Das gute Gefühl beim Kauf – der Fisker Karma als nachhaltige Investition

Beim Kauf von technischen Produkten – sei es ein Hybridfahrzeug, ein Computer, ein Mobiltelefon – sind in erster Linie sachliche Kriterien ausschlaggebend – das ist zumindest eine weit verbreitete Annahme. Und ein Trugschluss. Selbst beim Kauf einer Steckdosenleiste oder einer Waschmaschine möchte der Kunde die Befriedigung haben, in jeder Hinsicht das Richtige getan zu haben. Zwar möchte er natürlich auch ein funktionierendes Gerät kaufen, aber er möchte dazu das Gefühl haben, keinen zu hohen Preis gezahlt zu haben. Und er möchte mit seinem Kauf auf dem aktuellen Stand zu sein – schön aussehen sollte die Neuanschaffung natürlich auch. Gerade in den letzten Jahren ist zu diesen Anforderungen ein weiterer Anspruch gekommen: ein ökologisch vernünftiges, nachhaltiges Produkt gekauft zu haben.

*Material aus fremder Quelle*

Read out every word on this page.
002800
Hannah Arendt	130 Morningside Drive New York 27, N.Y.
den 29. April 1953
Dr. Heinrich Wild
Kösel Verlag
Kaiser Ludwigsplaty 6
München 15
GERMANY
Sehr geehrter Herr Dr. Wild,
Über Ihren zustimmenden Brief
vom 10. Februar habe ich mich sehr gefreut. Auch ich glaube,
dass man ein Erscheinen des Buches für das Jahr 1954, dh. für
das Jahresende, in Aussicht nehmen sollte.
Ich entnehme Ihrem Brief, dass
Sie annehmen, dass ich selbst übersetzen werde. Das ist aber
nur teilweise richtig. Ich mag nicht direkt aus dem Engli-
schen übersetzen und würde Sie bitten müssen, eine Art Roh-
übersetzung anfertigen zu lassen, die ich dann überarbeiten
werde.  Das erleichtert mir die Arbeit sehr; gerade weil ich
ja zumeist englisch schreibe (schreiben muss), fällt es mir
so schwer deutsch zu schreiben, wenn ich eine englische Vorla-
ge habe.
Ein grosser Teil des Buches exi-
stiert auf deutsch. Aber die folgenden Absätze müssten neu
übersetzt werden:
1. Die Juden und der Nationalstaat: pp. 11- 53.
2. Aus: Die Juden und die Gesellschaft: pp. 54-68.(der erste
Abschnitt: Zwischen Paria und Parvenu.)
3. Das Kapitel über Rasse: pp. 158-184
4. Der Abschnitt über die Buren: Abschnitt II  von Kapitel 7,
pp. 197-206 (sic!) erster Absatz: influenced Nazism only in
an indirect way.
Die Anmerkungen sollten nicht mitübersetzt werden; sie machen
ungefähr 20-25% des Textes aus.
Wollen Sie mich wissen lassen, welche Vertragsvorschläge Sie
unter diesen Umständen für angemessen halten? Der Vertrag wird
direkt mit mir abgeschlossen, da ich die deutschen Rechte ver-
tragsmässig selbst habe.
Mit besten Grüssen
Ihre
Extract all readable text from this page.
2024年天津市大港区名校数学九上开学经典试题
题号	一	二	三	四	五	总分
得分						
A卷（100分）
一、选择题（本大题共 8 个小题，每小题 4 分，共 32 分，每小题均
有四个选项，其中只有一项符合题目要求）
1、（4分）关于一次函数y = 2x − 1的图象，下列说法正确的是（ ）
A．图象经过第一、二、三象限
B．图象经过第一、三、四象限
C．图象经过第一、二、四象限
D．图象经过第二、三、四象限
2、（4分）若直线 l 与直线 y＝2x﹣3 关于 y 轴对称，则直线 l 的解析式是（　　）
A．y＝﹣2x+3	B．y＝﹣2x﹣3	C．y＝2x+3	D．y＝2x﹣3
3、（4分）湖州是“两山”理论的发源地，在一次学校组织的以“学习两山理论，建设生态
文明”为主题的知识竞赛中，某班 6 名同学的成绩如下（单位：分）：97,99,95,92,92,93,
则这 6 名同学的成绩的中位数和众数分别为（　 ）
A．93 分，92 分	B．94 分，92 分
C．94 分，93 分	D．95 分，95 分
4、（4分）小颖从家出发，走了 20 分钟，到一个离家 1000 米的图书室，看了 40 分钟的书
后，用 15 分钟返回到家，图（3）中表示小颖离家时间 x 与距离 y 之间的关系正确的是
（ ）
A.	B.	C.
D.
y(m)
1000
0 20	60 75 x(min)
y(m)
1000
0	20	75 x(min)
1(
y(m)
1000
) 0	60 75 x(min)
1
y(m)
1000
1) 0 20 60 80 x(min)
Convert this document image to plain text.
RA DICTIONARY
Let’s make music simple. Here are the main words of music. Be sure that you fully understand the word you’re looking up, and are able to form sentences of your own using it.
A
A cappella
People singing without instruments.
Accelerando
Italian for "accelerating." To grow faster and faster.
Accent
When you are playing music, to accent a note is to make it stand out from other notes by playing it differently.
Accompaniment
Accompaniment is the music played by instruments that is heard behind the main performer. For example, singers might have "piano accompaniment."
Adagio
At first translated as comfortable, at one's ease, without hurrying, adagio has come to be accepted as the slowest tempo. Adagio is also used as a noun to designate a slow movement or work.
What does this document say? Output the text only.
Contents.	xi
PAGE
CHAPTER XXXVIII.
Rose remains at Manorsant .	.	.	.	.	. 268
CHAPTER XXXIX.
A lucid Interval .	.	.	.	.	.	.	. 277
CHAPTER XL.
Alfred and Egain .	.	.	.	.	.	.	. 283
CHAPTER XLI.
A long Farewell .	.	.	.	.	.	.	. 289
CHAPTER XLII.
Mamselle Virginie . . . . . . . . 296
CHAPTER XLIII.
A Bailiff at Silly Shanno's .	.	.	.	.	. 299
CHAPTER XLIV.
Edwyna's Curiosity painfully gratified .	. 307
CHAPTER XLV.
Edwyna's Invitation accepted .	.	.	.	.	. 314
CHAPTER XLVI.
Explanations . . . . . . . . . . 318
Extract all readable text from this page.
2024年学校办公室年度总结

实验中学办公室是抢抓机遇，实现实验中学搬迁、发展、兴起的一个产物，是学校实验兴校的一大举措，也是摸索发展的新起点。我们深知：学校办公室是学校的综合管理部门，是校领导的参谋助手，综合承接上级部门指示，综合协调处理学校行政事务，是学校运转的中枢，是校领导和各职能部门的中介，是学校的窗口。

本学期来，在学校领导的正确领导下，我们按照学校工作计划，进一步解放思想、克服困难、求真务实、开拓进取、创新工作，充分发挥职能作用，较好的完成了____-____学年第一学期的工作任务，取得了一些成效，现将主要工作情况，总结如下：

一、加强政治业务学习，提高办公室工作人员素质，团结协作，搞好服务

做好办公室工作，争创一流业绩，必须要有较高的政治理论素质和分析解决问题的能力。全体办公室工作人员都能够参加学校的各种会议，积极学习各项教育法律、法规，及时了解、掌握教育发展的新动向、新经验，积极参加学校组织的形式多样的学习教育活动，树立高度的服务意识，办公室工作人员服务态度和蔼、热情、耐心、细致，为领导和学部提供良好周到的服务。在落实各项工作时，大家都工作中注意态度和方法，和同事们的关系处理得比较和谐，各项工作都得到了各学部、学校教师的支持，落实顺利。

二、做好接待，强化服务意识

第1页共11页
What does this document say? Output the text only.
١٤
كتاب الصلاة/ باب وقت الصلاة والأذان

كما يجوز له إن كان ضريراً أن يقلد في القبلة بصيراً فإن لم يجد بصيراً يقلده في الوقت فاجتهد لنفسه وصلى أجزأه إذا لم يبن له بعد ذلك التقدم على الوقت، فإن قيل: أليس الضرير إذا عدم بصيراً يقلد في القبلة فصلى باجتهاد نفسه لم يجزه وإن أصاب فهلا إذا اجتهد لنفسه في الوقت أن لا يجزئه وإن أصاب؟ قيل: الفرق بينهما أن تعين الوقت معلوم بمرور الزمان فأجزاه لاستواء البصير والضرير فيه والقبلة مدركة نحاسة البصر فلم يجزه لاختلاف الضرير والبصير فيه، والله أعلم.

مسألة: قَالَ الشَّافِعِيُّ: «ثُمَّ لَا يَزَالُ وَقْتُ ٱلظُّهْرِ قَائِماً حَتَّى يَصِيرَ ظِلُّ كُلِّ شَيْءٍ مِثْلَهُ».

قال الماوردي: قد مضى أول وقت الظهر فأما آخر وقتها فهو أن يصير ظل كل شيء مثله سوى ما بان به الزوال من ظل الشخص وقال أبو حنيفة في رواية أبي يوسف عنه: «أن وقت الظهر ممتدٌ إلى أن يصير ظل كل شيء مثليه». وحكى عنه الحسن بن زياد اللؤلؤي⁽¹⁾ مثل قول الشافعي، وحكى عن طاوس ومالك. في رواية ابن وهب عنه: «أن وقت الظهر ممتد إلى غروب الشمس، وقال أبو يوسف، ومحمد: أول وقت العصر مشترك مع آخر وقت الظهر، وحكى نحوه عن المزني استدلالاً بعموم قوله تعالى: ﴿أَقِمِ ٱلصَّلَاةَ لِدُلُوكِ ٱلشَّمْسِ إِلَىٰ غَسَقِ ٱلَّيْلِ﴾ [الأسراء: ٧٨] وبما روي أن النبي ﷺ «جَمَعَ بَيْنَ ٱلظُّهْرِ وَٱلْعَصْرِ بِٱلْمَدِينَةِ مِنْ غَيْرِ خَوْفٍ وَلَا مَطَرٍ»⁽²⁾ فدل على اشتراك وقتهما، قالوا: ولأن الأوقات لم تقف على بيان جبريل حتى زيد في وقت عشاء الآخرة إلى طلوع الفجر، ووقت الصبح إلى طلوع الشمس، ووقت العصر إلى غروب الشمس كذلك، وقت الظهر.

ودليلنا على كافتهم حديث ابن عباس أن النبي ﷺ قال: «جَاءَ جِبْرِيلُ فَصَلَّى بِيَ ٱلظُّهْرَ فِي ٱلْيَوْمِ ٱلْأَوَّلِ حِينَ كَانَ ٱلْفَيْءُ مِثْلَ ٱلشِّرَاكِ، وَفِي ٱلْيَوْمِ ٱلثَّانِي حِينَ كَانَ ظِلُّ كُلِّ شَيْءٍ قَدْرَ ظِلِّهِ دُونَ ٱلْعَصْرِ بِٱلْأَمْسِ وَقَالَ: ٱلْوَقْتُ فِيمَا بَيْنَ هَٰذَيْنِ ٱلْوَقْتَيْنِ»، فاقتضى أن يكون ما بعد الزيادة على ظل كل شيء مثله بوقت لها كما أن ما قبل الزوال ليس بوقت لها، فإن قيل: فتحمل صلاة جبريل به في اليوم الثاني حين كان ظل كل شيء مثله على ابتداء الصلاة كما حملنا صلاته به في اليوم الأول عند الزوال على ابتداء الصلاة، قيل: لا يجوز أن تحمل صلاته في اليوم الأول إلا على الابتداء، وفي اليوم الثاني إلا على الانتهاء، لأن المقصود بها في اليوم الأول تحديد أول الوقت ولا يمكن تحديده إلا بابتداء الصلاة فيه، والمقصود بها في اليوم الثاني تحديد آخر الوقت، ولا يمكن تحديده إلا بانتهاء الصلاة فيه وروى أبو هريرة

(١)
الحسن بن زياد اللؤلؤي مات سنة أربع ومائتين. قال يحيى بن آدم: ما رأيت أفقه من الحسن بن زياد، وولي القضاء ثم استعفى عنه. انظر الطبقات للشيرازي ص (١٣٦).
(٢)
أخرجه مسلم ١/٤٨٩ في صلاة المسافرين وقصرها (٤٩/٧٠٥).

ThomasLloyd investiert in die Entwicklung von Hybridfahrzeugen

Gilt das für technische Geräte allgemein, so gilt es in verstärktem Maß für den Kauf eines Automobils. Es gibt nur wenige Dinge des täglichen Gebrauchs, mit denen man seinen Status, aber auch seine Geisteshaltung deutlicher nach außen repräsentiert als mit einem Auto. Ein Auto muss hochwertig aussehen, komfortabel sein und im Straßenverkehr auch sportlichen Ambitionen genügen. Dazu soll ein vernünftiges Kraftfahrzeug heute aber auch ökologisch zumindest akzeptabel sein: Spritverbrauch und Abgaswerte müssen stimmen – Aspekte, die dem Kriterium des sportlichen Fahrverhaltens zu widersprechen scheinen. Was derzeit noch unvereinbar scheint, rückt mit dem modernen Hybridfahrzeug in greifbare Nähe, wie es etwa der amerikanische Sportwagenhersteller Fisker Automotive entwickelt hat. Die sportlichen Autos mit ihrer attraktiven Optik verfügen über einen Lithium-Ionen-Akku, der etwa 80 Kilometer Reichweite hat, bevor der Verbrennungsmotor anspringt und den Akku mithilfe eines Generators auflädt.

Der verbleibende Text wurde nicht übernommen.